When my son was a toddler, if I called his name he’d act as if he couldn’t hear me calling him.  But if I were to quietly whisper nonsense sounds, he could hear them a mile away.  This was baffling as new parents, not knowing about autism.

We had no idea what was normal and what was not.  We had his hearing tested and sure enough, he could hear sounds most people could not. He just didn’t know his name. He didn’t know that anything had a name, except for letters, numbers and shapes.

Once we figured out that he was born without a language, we made use of pictures. After all, he learned by what he saw:  if I put on my shoes, to him that was a firm promise that we are going outside to play.  If that didn’t happen, then there were tantrums to deal with.  If we drove toward Lincoln Street, then that was a sure promise we were going to the park. Telling him we were going elsewhere was of no use.

To make life easier for everyone, we took a bunch of pictures.  Pictures of things… like “Outside”, “Juice”, “Puzzles”, "Park".  Then when we were going outside, I would show him the picture of  our backyard and say, “Do you want to go outside?”

Highlighting the word and pointing to the picture made a whole lot more sense to my boy. He quickly learned how to receptively “get” pictures. And we were finally communicating.

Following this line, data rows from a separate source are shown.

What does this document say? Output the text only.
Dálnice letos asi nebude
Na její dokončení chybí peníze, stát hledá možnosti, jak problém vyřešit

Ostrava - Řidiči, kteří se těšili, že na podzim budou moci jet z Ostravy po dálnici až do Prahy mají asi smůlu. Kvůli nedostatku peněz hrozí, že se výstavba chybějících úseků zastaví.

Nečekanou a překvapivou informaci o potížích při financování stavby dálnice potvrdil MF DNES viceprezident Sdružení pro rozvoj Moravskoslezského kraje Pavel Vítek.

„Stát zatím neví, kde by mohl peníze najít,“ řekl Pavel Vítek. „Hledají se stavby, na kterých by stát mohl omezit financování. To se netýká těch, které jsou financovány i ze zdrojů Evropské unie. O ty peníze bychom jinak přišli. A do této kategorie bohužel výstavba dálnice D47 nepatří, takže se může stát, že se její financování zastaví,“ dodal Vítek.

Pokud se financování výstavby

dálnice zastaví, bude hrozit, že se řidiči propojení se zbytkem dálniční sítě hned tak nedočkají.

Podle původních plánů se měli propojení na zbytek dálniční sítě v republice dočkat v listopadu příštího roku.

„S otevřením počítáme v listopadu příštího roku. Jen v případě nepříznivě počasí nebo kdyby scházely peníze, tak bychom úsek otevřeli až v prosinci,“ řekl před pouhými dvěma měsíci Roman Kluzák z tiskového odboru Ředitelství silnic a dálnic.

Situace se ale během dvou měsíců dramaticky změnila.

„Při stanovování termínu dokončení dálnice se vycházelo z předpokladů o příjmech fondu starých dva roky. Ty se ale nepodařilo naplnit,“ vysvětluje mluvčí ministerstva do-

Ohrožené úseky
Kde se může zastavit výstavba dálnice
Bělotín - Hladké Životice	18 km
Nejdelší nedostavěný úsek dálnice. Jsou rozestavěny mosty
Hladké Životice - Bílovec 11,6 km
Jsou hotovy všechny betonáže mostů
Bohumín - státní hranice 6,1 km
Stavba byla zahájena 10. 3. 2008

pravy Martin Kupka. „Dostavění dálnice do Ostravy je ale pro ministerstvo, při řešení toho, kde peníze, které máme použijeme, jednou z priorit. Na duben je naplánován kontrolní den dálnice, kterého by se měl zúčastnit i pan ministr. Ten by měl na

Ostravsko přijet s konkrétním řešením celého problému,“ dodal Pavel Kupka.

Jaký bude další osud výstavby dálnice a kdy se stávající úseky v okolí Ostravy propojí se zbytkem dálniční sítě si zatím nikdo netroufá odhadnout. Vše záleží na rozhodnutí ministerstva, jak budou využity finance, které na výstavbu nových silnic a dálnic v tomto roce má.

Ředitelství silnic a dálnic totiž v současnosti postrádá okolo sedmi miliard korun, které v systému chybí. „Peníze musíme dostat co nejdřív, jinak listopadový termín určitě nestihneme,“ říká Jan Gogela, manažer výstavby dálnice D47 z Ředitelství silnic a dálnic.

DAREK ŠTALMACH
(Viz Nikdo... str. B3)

We also used pictures to teach him his name, and the other family members names. One of my favorite memories of these early years is when I was quizzing him on our names by tapping his sister on her head, or tapping Daddy’s head and I’d say, “Who is this?”

He’d answer correctly until I asked him what my name is. I said, “Who am I?” as I tapped my head with my hand.

“NINE!” He shouted!

“What? Nine?” I asked confused.

And then Daddy burst out laughing. Because he could see what I could not. By putting my hand on my head while standing up, My body made the shape of the number 9!

Learning to think in pictures helped us explain many things to him as he got older. From single words, to a picture schedule (or list of pictures “to do”), to sentences, to stories.  As soon as he got the concept of things having names, his language exploded.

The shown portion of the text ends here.